There are five women characters: Ray's daughter and absent wife, and Gary's girlfriend, sister and mother. And they all seem to be satellites to this story. Ray's daughter Christine (Jessica Napier) is in an abusive marriage. Ray's wife never appears in the film but haunts the edges as this survivor/victim of gang rape. There is also a reflection of the story of Ray's wife's experience in an early scene in which Gary's girlfriend Jennifer (Kestie Morassi) confesses to a kind of sado-masochisic sexual fantasy. Where does this all fit thematically?
There's this idea of Gary being unable to connect with anyone. I mean Jennifer's frustration with Gary is that he doesn't put out and he doesn't provide or give, and she's actually telling the truth there. Gary is kind of incomplete; all of his relationships with women are kind of retarded in some kind of way.

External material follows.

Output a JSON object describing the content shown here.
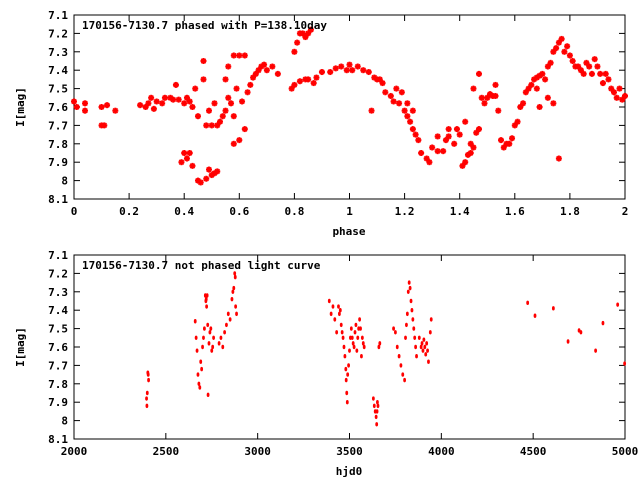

He is eventually able to realise his creative potential, to recognise his suppressed desire to write, to tell stories. I think all writers borrow from life - and from what they know and from what they hear.
Who is Ray (Colin Friels)?
Ray is the classic kind of sage, or mentor, character. He's what Gary could become and he knows that. He's trying to warn Gary that you should do what you want to do. Part of this is a reaction against these self-help philosophies where if you buy this book, if you buy into this way of thinking, your life will be sorted out. I hate this idea you can buy that sort of salvation - it's not something that comes from within you.
What was your approach to lighting with your DOP Kevin Hayward?
We wanted to 'set and forget', with the lighting just embellishing what was there. Again, this is like the naturalistic lighting approach Kubrick and others have used, in that the set is the light and the light is the set; you don't actually bring in other lights. We just wanted to set up these parameters and let the performances and the mood of the film grow out of that, rather than pushing it too much.
You have worked professionally as a DOP as well as directing. How has this affected the way you work in each role?
Well, I've been making films ever since I was a child and to me filmmaking has always been grabbing hold of the camera. So when I went to film school I deliberately decided to study cinematography. I felt I needed to have a very strong pragmatic understanding of the medium, and cinematography was very much a means to an end - a way to become a director, to learn about the craft, to learn about the medium. And it was fantastic because I worked with a lot of other directors and I learnt, made mistakes, and started evolving my own sense of what film was. I liken it to being a plumber or an electrician: you learn a trade.
When I stopped DOPing and started working with other DOPs, it was great because I could be very, very precise about what I wanted or how I saw a particular problem being solved visually, and have them facilitate some of the ideas that I, as a DOP, wasn't skilled enough to do.
The IFD is based on the novel by David Snell. In what sense is adaptation like condensing a book?
I don't think it is condensing. Adaptation is like poetry, in a way; it's like a haiku in that you want to distill. When I read IFD the book, there was this film inside that I could see. You're trying to express the book in this other medium. And that, I think, was really liberating, knowing that I wasn't rewriting the book. It's rebuilding something new.